Lawyers have protested against an excessive use of preliminary detention by the courts on many occasions. Where the issue is rooted: legislation or practice?

There are issues connected with both legislation and practice. Particularly, the old Article 138 of the Criminal Procedure Code defined that when the criminal case is forwarded to the court, the term of detention is terminated. We raised a question then that this article violates the Article 5 of the European Convention on Human Rights and this norm should not be valid.

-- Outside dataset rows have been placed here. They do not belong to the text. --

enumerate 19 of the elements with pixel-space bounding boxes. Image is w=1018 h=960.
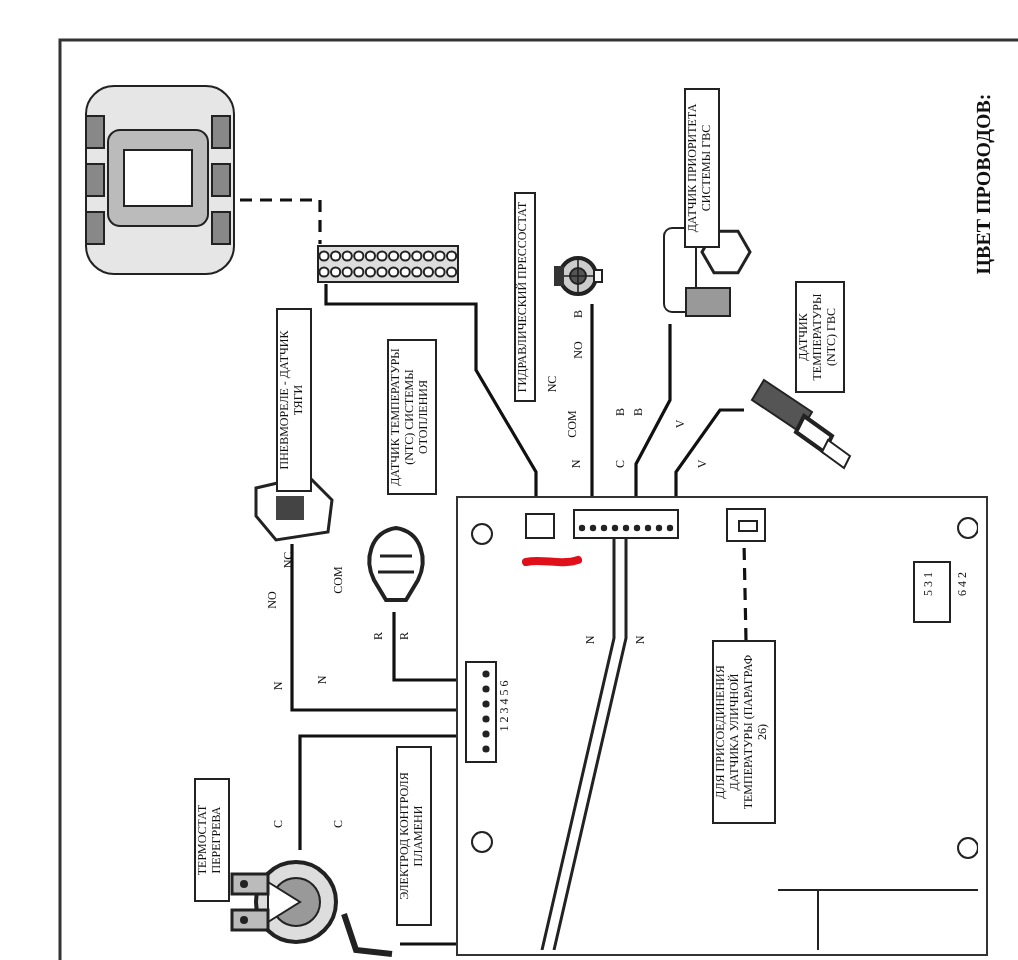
- connector-socket: [726, 508, 766, 542]
- wire: [290, 544, 456, 712]
- label-box: [513, 191, 535, 401]
- label-box: [276, 308, 312, 492]
- label-box: [396, 746, 432, 926]
- label-box: [712, 640, 776, 824]
- wire: [298, 734, 456, 850]
- thermostat-drawing: [80, 80, 240, 280]
- wire: [674, 408, 744, 496]
- label-box: [795, 280, 845, 392]
- terminal-block-drawing: [316, 244, 460, 284]
- wire: [400, 942, 456, 946]
- legend-heading: ЦВЕТ ПРОВОДОВ:: [976, 93, 996, 275]
- label-box: [194, 778, 230, 902]
- wire: [634, 324, 672, 496]
- wire: [324, 284, 538, 496]
- dashed-wire: [240, 198, 322, 244]
- wire: [392, 612, 456, 682]
- wire: [590, 304, 594, 496]
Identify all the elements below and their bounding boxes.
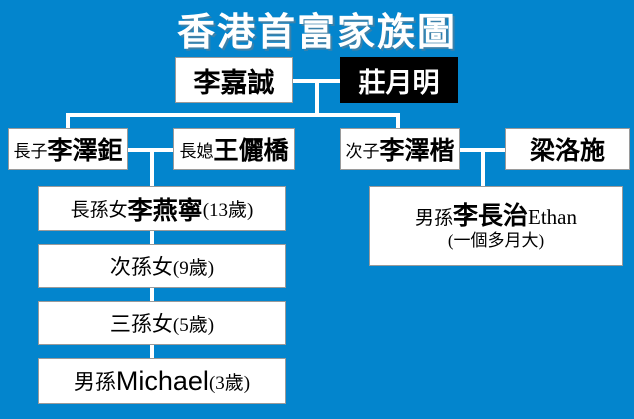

The Article 143 stipulates that if the person is accused for committing grave and particularly grave offence, application of a bail as preventive measure is inadmissible. We insist that it is a violation of the Convention as well. RA Court of Cassation has issued precedent decisions and thus confirmed that these two articles contradicts the Convention and should not be applied and it should be stressed that in general the courts do not apply these articles.

It was common another arguable practice of using preliminary detention as a measure of restraint by the courts without obtaining any evidence provided by the materials of the criminal case. The Cassation has passed a decision concerning this practice on inadmissibility of imposing preliminary detention as a measure of restraint without any ground. However, the Court of Cassation was not consistent and number of our appeals was returned with the same argumentation that in our appeals we did not substantiate that the judicial act that to be issued may be essential for the equal application of the law or that judicial fault may lead to severe consequences.

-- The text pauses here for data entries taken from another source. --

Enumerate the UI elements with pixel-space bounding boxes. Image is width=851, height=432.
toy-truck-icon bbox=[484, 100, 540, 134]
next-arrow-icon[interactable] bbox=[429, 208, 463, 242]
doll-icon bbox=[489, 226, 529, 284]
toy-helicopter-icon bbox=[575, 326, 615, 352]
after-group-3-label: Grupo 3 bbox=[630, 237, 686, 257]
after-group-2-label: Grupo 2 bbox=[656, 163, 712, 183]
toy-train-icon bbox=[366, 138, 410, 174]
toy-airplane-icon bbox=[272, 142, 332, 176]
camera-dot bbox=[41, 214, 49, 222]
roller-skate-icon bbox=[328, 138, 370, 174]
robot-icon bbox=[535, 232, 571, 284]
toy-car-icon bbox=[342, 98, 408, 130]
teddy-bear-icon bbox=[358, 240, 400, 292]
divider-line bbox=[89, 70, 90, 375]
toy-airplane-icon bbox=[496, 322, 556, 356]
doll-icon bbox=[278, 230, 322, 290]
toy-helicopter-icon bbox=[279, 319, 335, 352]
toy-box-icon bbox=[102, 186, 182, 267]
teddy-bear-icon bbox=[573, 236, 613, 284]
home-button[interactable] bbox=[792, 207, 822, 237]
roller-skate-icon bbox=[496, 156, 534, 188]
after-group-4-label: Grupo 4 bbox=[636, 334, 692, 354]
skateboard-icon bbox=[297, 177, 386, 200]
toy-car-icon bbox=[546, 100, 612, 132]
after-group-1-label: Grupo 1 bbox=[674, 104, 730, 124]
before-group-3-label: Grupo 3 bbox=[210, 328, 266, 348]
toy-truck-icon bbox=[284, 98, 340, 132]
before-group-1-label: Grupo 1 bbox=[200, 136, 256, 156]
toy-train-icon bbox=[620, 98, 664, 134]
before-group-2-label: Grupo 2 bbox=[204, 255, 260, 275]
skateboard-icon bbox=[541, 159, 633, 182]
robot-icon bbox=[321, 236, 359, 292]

In the case of Kamo Piruzyan and in other cases the European Court of Human Rights has clearly defined that the existing practice in Armenia is inadmissible, people are detained on mass scale. However this practice exists so far and the Republic of Armenia and Armenian tax payers suffer. Compensation to Kamo Piruzyan imposed by the European Court will be paid by us, tax payers, because the courts have violated his rights and the Court of Cassation disregarded this. This situation lasts for years and nothing is changed.  

What violations are prevailing in the applications submitted to the European Court versus Armenia?

As I have mentioned above, there are many cases of violation of the Article 5 of the European Convention of Human Rights (Right to liberty and personal security), Article 3 (Right not to be subjected to torture, inhuman and degrading treatment). There are a prevailing number of violations of the Article 6 (Right to fair trial) and Article 1 of the First Protocol to the Convention (peaceful enjoyment of his possession) in relation of residents of sales areas.

I would like to mention that Armenia will face serious problems in connection with the Articles 10 and 11(Freedom of expression and freedom to peaceful assembly) particularly based on the complaints concerning March 1 cases.

Recently the European Court of Human Rights issued number of judgments against Armenia, what is the reason and what is your forecast?

In the past there very not many applications lodged with the European Court. As far as the process takes too long, the judgments are just issued and a range of judgments against Armenia is expected in near future.

Whether the financial claims presented in the applications are fully satisfied?

No, they are not fully satisfied. We see that the Court imposes bigger compensations in the beginning in order to change the situation in country. Then the size of compensation is reduced if the Court sees that there is an improvement.

As a lawyer, do you think that the size of compensation was adequate in case of Kamo Piruzyan?

No, as I think that 8000 EUROS is too small sum for one year and two months of illegal deprivation of liberty.